Published in final edited form as:
PMCID: PMC2783624

Another Piece of the Puzzle: Human Metapneumovirus Infections in Adults

Edward E. Walsh, M.D.,1,3 Derick R. Peterson, PhD.,2 and Ann R. Falsey, M.D.1,3



Each winter respiratory viruses account for a significant proportion of serious respiratory illness, including hospitalization, in older adults and those with underlying medical conditions. We describe the incidence and clinical impact of human Metapneumovirus (hMPV), a newly identified virus, in adults.


hMPV infection was identified in three prospectively enrolled adult cohorts (young persons age 19-40, healthy adults ≥ 65 years, and high-risk adults) and a hospitalized cohort over 4 consecutive winters. The incidence and clinical impact was compared to influenza A and Respiratory Syncytial Virus infection in the same groups.


Using reverse transcriptase-polymerase chain reaction (RT-PCR) and serology hMPV infection was identified in 2.2-10.5% of the three prospectively followed outpatient cohorts annually. Asymptomatic infection was common, accounting for at least 40% of infections in each of the cohorts. Symptoms, when they did occur, were typical of an upper respiratory illness although a few high-risk persons required hospitalization. Among 1386 hospitalized subjects, hMPV was identified in 8.5%, ranging from 4.3% to 13.2% depending upon the year. Dual viral infection was identified in 22.9%. Wheezing was frequent (80%) and more common than with influenza. Twelve percent required intensive care unit admission and 11% ventilatory support, rates similar to influenza and RSV infection.


hMPV is a common infection in adults of all ages, and although often asymptomatic, can result in serious infection requiring hospitalization. Like influenza A and RSV, hMPV is also a major contributor to the burden of winter-time respiratory illnesses in older adults.
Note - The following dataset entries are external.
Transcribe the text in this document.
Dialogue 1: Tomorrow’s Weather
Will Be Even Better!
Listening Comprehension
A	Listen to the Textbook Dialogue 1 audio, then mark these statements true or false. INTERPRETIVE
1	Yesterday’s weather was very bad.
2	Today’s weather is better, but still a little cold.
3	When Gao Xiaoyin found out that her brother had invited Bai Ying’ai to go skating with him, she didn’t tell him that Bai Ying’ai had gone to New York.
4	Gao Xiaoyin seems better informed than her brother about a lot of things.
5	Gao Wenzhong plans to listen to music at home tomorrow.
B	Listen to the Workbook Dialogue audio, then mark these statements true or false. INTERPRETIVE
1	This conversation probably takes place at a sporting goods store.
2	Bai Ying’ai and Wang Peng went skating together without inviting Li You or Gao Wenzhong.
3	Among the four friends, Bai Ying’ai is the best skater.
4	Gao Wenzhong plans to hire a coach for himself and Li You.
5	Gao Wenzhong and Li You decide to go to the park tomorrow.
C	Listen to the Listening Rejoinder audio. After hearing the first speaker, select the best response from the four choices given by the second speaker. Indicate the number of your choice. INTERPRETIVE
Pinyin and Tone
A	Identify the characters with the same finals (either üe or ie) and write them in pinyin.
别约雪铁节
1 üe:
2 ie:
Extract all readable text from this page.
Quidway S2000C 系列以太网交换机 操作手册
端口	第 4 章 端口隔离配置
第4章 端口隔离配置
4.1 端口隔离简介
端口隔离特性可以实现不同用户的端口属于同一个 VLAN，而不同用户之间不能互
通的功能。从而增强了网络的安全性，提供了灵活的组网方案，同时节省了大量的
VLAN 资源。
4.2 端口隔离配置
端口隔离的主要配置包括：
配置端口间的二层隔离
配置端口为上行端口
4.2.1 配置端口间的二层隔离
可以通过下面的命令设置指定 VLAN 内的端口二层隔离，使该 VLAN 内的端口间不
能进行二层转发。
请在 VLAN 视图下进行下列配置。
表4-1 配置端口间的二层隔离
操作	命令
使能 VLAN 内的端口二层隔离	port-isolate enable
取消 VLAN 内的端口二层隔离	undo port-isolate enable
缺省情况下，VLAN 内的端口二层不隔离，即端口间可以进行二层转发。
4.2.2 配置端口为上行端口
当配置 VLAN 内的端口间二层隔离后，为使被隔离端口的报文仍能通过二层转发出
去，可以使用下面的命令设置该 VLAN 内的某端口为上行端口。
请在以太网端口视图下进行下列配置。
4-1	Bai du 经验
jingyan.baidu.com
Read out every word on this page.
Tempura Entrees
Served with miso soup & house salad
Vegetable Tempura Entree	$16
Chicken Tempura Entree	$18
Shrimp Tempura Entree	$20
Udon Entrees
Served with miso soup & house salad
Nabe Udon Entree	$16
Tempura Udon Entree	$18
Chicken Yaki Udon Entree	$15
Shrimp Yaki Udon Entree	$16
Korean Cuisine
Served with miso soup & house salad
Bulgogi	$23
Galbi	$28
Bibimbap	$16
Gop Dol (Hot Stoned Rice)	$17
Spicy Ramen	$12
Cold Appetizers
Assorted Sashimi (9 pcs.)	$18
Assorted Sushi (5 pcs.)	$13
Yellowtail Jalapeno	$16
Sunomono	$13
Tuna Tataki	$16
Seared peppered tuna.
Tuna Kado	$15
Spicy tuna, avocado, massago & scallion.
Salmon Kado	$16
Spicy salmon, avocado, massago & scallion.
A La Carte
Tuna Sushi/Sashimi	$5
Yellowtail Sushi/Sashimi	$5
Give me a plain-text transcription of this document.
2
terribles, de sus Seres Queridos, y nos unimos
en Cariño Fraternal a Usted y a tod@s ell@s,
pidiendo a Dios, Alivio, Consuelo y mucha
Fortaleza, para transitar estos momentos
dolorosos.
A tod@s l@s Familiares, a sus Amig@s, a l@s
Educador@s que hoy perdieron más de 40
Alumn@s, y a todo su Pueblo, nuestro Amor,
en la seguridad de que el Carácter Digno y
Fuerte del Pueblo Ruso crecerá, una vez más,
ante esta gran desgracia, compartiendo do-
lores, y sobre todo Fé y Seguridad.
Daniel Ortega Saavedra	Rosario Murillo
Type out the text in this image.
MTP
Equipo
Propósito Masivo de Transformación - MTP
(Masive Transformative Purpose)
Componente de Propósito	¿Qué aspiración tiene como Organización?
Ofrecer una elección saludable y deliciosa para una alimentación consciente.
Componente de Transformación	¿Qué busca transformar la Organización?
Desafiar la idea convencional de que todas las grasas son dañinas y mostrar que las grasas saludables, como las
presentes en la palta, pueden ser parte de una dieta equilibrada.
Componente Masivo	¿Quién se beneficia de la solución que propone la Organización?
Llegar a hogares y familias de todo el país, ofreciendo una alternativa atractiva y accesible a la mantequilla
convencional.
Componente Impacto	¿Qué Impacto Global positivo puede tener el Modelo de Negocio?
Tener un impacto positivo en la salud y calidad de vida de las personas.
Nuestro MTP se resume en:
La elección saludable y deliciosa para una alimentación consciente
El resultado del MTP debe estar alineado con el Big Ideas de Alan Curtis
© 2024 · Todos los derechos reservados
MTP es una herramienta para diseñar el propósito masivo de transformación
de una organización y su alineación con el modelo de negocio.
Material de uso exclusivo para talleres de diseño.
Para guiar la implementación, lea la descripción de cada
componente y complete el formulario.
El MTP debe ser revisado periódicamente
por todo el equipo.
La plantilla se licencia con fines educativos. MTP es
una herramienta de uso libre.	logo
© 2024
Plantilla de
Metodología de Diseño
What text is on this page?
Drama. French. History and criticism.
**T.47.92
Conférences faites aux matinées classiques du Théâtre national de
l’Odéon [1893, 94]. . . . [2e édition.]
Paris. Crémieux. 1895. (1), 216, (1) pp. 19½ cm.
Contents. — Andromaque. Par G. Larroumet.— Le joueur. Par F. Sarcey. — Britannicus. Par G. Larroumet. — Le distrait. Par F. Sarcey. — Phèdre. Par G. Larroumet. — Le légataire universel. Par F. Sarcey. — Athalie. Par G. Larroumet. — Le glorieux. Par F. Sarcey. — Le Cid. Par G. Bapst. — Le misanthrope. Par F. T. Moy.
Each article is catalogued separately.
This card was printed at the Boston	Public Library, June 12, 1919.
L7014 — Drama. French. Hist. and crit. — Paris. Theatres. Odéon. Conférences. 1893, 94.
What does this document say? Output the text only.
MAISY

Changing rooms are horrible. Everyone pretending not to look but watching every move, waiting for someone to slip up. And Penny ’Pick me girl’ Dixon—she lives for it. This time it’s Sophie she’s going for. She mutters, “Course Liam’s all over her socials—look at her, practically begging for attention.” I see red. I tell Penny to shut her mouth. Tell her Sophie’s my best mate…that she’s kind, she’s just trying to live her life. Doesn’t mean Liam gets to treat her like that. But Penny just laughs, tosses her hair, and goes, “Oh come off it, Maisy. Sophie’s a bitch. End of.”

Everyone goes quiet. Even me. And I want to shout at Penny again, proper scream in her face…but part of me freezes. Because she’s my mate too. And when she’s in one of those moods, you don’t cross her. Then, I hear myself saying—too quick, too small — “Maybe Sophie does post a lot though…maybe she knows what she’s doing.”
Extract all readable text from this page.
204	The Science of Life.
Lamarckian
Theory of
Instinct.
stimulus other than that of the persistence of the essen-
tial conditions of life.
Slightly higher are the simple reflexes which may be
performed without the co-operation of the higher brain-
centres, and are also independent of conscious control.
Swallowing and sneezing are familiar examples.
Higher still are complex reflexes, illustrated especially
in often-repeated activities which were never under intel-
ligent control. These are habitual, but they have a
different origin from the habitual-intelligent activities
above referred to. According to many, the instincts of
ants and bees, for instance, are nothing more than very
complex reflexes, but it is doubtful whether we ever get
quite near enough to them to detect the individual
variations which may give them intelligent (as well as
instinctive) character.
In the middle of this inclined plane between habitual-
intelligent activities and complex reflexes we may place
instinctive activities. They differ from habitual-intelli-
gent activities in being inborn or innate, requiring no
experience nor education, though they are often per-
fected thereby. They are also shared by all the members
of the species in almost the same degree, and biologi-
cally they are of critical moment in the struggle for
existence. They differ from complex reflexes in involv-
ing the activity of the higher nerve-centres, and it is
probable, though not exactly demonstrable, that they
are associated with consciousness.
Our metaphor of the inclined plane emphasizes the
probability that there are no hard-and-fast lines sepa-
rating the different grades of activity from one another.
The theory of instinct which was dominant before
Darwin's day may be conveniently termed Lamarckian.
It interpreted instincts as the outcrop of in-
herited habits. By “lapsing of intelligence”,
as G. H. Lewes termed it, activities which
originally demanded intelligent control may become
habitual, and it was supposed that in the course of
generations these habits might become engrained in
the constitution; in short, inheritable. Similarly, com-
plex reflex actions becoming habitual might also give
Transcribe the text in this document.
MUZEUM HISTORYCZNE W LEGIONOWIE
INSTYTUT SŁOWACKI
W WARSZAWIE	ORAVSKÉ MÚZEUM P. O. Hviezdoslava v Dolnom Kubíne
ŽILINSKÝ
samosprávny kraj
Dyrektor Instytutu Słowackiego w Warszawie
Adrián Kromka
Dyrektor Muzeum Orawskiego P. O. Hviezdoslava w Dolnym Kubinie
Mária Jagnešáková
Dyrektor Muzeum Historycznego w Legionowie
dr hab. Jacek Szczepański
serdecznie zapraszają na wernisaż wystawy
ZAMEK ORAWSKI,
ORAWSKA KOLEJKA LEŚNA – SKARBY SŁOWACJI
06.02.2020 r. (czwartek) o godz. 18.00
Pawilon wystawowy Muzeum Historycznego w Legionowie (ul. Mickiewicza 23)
Viral respiratory tract infections are common among adults at all ages and, although they generally represent reinfection with common childhood viruses, may cause severe disease among the elderly and persons with underlying cardiopulmonary disease. 1 Influenza A and Respiratory Syncytial Virus (RSV) account for a substantial proportion of these illnesses and their impact in adults is relatively well described. 2-3 Other agents, such as parainfluenza viruses (PIV), coronaviruses, rhinoviruses and adenovirus, also contribute to a lesser extent to the burden of respiratory illnesses in these populations. 4,5 In addition, human Metapneumovirus (hMPV), a recently identified cause of respiratory illness in children, has also been linked to respiratory illness in adult, although its overall clinical significance has yet to be fully elucidated.6

Human Metapneumovirus was first identified in 2001 in the Netherlands from archived respiratory cultures collected from infants and young children in whom other pathogens could not be isolated. 7 It is an enveloped RNA virus classified in the Paramyxovirus family (pneumoviridae subfamily) and closely related to RSV and PIV. Two major strains, designated A and B each with two subtypes, have been identified by antigenic and genetic analysis.8,9 Since its discovery, infection has been widely reported each winter in young infants with an illness similar to RSV and characterized by wheezing and bronchiolitis. 10,11,12 However, as with many pediatric respiratory viral pathogens, hMPV infection induces incomplete immunity and reinfections occur later in life at all ages. 13,14 Although nursing home outbreaks and severe disease in hospitalized older persons have been reported, the complete epidemiology and full clinical spectrum of hMPV disease in adult populations has not yet been established.

In this report we describe the incidence and clinical impact of hMPV infection during 4 consecutive winters in young and older adults in both inpatient and outpatient settings. Infection with hMPV was identified in healthy young and elderly persons, in frail high-risk adults, and among persons hospitalized with acute respiratory symptoms who were prospectively evaluated for respiratory tract infections.


Study Design

Infections were identified by analysis of serum and respiratory secretion samples collected from volunteers participating in a study of RSV and influenza infections as previously described in detail. 2 The study encompassed four consecutive winters from 1999 through 2003 in Rochester, New York. Four groups were studied: three prospective cohorts (young adults ages 19-40, healthy adults ≥ 65 years, and high-risk adults) and a hospitalized cohort. High-risk adults were considered those persons with symptomatic lung disease, primarily chronic obstructive lung disease (COPD) or congestive heart failure (CHF). The prospective cohorts were recruited and enrolled in the late summer-early fall and were followed for a maximum of two consecutive winters. We used a rolling enrollment scheme to ensure that one-third to one-half of the subjects were new each season. Upon enrollment, demographic, medical history and functional performance were recorded, a directed respiratory exam performed, and a serum specimen collected.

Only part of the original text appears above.